ABOUT JOSEPH

Novelist, screenwriter, playwright and broadcaster, Joseph O’Connor was born in Dublin. He is the author of nine novels including Star of the Sea, Ghost Light (Dublin One City One Book novel 2011) and Shadowplay (June 2019). Among his awards are the Prix Zepter for European Novel of the Year, France’s Prix Millepages, Italy’s Premio Acerbi, an American Library Association Award and the Irish Pen Award for Outstanding Achievement in Literature. His work has been translated into forty languages. In 2014 he was appointed Frank McCourt Professor of Creative Writing at the University of Limerick. Twice-Booker Prize-winner Peter Carey has written, ‘There are few living writers who can take us back in time so assuredly, through such gorgeous sentences. Joseph O’Connor is a wonder, and Shadowplay is a triumph.’

Joseph O’Connor is the author of eighteen books, including the novels Cowboys and Indians, The Salesman, Redemption Falls, Ghost Light, The Thrill of it All and Shadowplay (2019). He has also written screenplays, two collections of short stories, True Believers and Where Have You Been?, several warmly received stage plays, six non-fiction collections and hundreds of radio diaries. His novel Star of the Sea sold more than a million copies, becoming a UK Sunday Times number one bestseller. It has been published in 40 languages. He is currently working on a novel entitled My Father’s House inspired by the real-life story of Monsignor Hugh O’Flaherty, who saved many Allied prisoners and Jewish Romans from the Nazis.
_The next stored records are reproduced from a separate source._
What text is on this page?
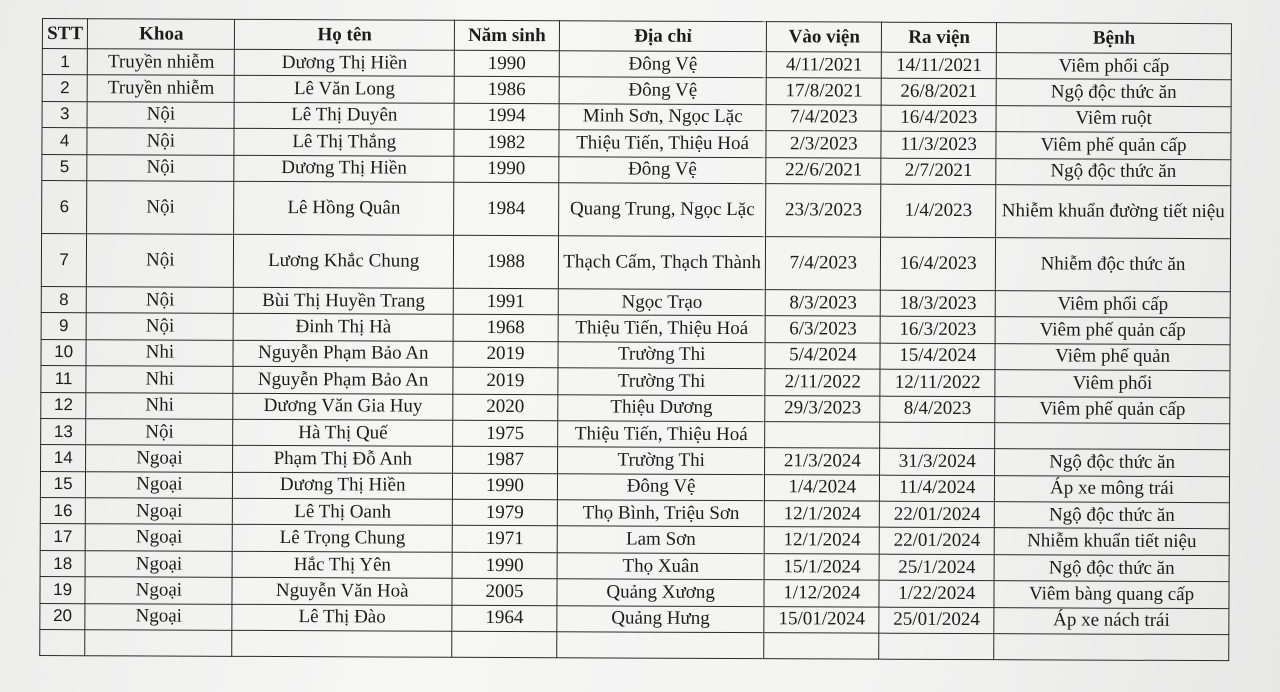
STT	Khoa	Họ tên	Năm sinh	Địa chỉ	Vào viện	Ra viện	Bệnh
1	Truyền nhiễm	Dương Thị Hiền	1990	Đông Vệ	4/11/2021	14/11/2021	Viêm phổi cấp
2	Truyền nhiễm	Lê Văn Long	1986	Đông Vệ	17/8/2021	26/8/2021	Ngộ độc thức ăn
3	Nội	Lê Thị Duyên	1994	Minh Sơn, Ngọc Lặc	7/4/2023	16/4/2023	Viêm ruột
4	Nội	Lê Thị Thắng	1982	Thiệu Tiến, Thiệu Hoá	2/3/2023	11/3/2023	Viêm phế quản cấp
5	Nội	Dương Thị Hiền	1990	Đông Vệ	22/6/2021	2/7/2021	Ngộ độc thức ăn
6	Nội	Lê Hồng Quân	1984	Quang Trung, Ngọc Lặc	23/3/2023	1/4/2023	Nhiễm khuẩn đường tiết niệu
7	Nội	Lương Khắc Chung	1988	Thạch Cẩm, Thạch Thành	7/4/2023	16/4/2023	Nhiễm độc thức ăn
8	Nội	Bùi Thị Huyền Trang	1991	Ngọc Trạo	8/3/2023	18/3/2023	Viêm phổi cấp
9	Nội	Đinh Thị Hà	1968	Thiệu Tiến, Thiệu Hoá	6/3/2023	16/3/2023	Viêm phế quản cấp
10	Nhi	Nguyễn Phạm Bảo An	2019	Trường Thi	5/4/2024	15/4/2024	Viêm phế quản
11	Nhi	Nguyễn Phạm Bảo An	2019	Trường Thi	2/11/2022	12/11/2022	Viêm phổi
12	Nhi	Dương Văn Gia Huy	2020	Thiệu Dương	29/3/2023	8/4/2023	Viêm phế quản cấp
13	Nội	Hà Thị Quế	1975	Thiệu Tiến, Thiệu Hoá			
14	Ngoại	Phạm Thị Đỗ Anh	1987	Trường Thi	21/3/2024	31/3/2024	Ngộ độc thức ăn
15	Ngoại	Dương Thị Hiền	1990	Đông Vệ	1/4/2024	11/4/2024	Áp xe mông trái
16	Ngoại	Lê Thị Oanh	1979	Thọ Bình, Triệu Sơn	12/1/2024	22/01/2024	Ngộ độc thức ăn
17	Ngoại	Lê Trọng Chung	1971	Lam Sơn	12/1/2024	22/01/2024	Nhiễm khuẩn tiết niệu
18	Ngoại	Hắc Thị Yên	1990	Thọ Xuân	15/1/2024	25/1/2024	Ngộ độc thức ăn
19	Ngoại	Nguyễn Văn Hoà	2005	Quảng Xương	1/12/2024	1/22/2024	Viêm bàng quang cấp
20	Ngoại	Lê Thị Đào	1964	Quảng Hưng	15/01/2024	25/01/2024	Áp xe nách trái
A frequent and acclaimed broadcaster, Joseph O’Connor has worked with many musicians, including Paul Brady, The Chieftains, Camille O’Sullivan, Mel Mercier, Martin Hayes, Iarla O’Lionaird, composer Brian Byrne and Scullion. He has performed spoken-word pieces at major venues including the National Concert Hall, New York’s Lincoln Centre, the Barbican Centre, London, and the Royal Albert Hall. He was concept developer and lyrics writer for the major international dance show Heartbeat of Home (Dublin run, German tour, two Canadian and two Chinese tours, London Palladium, London Piccadilly Theatre autumn 2019) and he has adapted Daphne Du Maurier’s novel My Cousin Rachel for the stage (Gate Theatre Dublin, Theatre Royal, Bath, and forthcoming UK run, autumn/winter 2019).

In 2011, he won the Irish PEN Award for Outstanding Achievement in Literature, was awarded an Honorary Doctorate from the National University of Ireland and was elected to membership of Aosdana. Among his other awards are the Hennessy Hall of Fame Award for Irish Fiction, France’s Prix Millepages, Italy’s Premio Acerbi, an American Library Association Award, the Nielsen Bookscan Golden Book Award, the Irish Post Award for Fiction, Hot Press Irish Writer of the Decade, and the Prix Madeleine Zepter for European Novel of the Year. He is Frank McCourt Professor and Chair of Creative Writing at the University of Limerick. He has been Harman Visiting Professor of Creative Writing at Baruch College, City University of New York, and Cullman Fellow at the New York Public Library. He is an Honorary Ambassador of the Irish Writers’ Centre, Dublin, and founder of the UL Frank McCourt Creative Writing Summer School at Glucksman Ireland House, NYU.